The Foreign Secretary put down his soup spoon.

“That night of the shooting in the Oval Office,” he prefaced, with not one scintilla of animosity in his tone, his expression or in his level gaze. “Iain Macleod and I found ourselves in a little room down in the White House bunker discussing what happened next. What of the peace we had just concluded? And more importantly, upon whose head the crown of leadership should now rest back in England? I was very much the junior partner in the negotiations between Iain and Jim Callaghan — then as now the Deputy Prime Minister. Margaret’s name came out of the hat. There were various reasons for that but in retrospect, the two things that recommended the lady to my ‘political’ colleagues was that she was not of the generation responsible for sleepwalking into the October War; and that given her tender years and lack of experience at the top table of government, that she would be ‘controllable’.” He shook his head and chuckled. “The thing none of us realized was that of us all, only Margaret really understood what she was getting herself into and that one day, and that Jack Kennedy would, sooner or later, ‘let us down again’.”

“Tom, I, er…” But Walter Brenckmann’s heart was not in the fight.

“An Ambassador, as one wise and very cynical man once said, is an honest man sent abroad to lie for the Commonwealth, my friend,” the British Foreign Secretary comforted him. “I for one have no doubt that you have been an honest man in your dealings with the Unity Administration of the United Kingdom.” He shrugged, picked up his soup spoon, paused. “As I say, it is good to know where we all stand on things.”

Walter Brenckmann stared at his friend.

Tom Harding-Grayson smiled sympathetically.

“Margaret will never forgive Jack Kennedy,” he declared wearily. “Margaret can be very pragmatic about some things, but others well, she can be infuriatingly moral about the big things.

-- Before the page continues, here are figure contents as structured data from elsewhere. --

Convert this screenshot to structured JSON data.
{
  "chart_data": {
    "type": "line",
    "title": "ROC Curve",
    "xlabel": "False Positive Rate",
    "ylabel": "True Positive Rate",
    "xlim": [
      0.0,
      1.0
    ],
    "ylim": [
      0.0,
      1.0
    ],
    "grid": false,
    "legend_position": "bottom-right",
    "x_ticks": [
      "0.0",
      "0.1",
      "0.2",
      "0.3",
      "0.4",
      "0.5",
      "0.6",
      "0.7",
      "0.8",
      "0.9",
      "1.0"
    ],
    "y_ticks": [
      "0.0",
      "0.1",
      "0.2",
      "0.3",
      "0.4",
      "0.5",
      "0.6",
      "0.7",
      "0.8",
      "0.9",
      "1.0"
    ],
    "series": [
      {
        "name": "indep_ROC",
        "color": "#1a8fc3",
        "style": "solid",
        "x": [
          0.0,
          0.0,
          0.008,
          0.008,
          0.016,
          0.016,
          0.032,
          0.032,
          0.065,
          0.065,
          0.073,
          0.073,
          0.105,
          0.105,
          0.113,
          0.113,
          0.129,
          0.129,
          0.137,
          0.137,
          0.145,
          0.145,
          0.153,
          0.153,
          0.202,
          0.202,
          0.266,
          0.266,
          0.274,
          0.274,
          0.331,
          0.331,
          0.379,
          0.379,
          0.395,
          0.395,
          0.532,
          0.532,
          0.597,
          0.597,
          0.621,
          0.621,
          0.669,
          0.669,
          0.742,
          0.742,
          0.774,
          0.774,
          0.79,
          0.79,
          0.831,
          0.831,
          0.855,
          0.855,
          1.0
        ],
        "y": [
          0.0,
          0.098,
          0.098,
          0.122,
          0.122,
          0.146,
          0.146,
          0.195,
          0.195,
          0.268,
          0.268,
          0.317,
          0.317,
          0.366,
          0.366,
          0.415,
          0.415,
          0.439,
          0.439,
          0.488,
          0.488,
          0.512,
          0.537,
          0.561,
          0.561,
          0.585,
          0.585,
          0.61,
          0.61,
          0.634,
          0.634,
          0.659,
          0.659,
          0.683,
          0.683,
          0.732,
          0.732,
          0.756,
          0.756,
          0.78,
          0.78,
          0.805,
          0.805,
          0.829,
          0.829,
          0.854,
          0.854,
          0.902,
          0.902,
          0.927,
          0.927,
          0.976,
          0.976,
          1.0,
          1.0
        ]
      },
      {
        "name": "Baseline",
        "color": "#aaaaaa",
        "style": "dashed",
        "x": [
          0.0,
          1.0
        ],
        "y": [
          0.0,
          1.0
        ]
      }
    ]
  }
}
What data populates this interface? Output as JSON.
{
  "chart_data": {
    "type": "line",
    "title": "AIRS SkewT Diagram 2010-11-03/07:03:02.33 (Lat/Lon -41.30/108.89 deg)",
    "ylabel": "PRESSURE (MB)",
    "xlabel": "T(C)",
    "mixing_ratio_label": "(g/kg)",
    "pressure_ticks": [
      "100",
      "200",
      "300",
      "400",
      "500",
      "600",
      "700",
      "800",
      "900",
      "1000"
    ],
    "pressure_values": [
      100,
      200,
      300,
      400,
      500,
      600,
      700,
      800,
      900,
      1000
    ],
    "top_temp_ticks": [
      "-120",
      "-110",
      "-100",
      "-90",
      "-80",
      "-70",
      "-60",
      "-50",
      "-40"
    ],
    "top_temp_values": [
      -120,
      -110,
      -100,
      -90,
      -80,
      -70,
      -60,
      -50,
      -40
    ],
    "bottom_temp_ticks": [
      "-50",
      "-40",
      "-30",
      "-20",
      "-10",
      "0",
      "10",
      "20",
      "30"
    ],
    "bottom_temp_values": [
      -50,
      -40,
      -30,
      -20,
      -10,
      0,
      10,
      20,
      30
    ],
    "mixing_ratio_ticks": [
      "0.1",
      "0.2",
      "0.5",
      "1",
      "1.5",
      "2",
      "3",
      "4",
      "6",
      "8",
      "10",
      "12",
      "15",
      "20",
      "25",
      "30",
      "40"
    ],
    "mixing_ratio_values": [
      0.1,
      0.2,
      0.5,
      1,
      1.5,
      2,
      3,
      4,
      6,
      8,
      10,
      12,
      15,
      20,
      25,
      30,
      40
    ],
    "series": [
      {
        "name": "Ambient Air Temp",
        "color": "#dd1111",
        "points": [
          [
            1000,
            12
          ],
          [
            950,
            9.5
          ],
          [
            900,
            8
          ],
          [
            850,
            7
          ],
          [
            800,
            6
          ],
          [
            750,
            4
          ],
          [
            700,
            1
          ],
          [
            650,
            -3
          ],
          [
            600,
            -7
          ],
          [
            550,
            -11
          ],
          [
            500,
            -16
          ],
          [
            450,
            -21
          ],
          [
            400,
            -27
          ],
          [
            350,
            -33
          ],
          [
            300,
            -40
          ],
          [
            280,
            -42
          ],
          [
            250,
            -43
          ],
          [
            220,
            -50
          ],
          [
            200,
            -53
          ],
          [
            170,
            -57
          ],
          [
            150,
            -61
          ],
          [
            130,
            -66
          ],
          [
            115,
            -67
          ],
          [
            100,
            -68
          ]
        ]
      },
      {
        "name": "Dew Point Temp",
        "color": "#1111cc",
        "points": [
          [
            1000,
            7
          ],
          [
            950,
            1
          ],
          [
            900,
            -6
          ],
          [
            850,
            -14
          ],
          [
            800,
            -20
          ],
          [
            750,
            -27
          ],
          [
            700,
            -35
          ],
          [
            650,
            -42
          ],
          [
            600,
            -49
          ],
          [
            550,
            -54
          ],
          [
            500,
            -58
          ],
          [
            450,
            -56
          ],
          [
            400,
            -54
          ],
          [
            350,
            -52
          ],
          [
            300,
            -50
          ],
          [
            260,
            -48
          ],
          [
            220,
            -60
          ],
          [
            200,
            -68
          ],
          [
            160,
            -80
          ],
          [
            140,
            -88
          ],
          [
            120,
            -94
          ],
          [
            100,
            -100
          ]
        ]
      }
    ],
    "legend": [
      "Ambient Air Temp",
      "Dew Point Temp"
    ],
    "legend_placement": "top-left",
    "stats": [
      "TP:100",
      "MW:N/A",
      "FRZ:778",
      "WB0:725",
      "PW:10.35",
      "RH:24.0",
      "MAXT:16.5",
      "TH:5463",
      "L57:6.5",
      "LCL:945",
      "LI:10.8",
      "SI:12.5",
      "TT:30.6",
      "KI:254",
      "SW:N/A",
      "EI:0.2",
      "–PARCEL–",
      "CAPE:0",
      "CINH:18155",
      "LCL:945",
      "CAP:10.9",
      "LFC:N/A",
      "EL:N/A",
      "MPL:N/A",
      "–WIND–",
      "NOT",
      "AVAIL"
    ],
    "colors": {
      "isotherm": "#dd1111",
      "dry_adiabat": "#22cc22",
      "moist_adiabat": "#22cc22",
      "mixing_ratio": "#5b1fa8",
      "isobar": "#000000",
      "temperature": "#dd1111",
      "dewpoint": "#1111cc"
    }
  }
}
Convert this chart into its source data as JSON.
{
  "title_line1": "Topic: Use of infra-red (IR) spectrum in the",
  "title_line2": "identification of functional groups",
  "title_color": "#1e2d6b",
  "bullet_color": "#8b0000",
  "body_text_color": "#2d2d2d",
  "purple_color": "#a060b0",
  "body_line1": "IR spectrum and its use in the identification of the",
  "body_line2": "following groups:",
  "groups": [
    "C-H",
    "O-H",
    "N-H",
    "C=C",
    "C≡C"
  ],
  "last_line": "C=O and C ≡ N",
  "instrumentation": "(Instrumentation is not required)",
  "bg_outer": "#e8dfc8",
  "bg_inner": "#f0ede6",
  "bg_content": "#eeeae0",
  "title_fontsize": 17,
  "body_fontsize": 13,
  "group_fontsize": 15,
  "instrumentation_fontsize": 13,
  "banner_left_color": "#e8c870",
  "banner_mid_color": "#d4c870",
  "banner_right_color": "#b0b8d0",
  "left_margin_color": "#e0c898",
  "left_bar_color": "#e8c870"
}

Even if President Kennedy gets re-elected in November, granted, that’s not very likely, but even if he does he’ll be gone from the scene in fairly short order I imagine. Margaret could be Prime Minister for the next twenty years, and, as I say, she won’t ever forgive the United States for letting us down a second time.”

Walter Brenckmann groaned out aloud.

“I’ve been considering my position,” he confessed.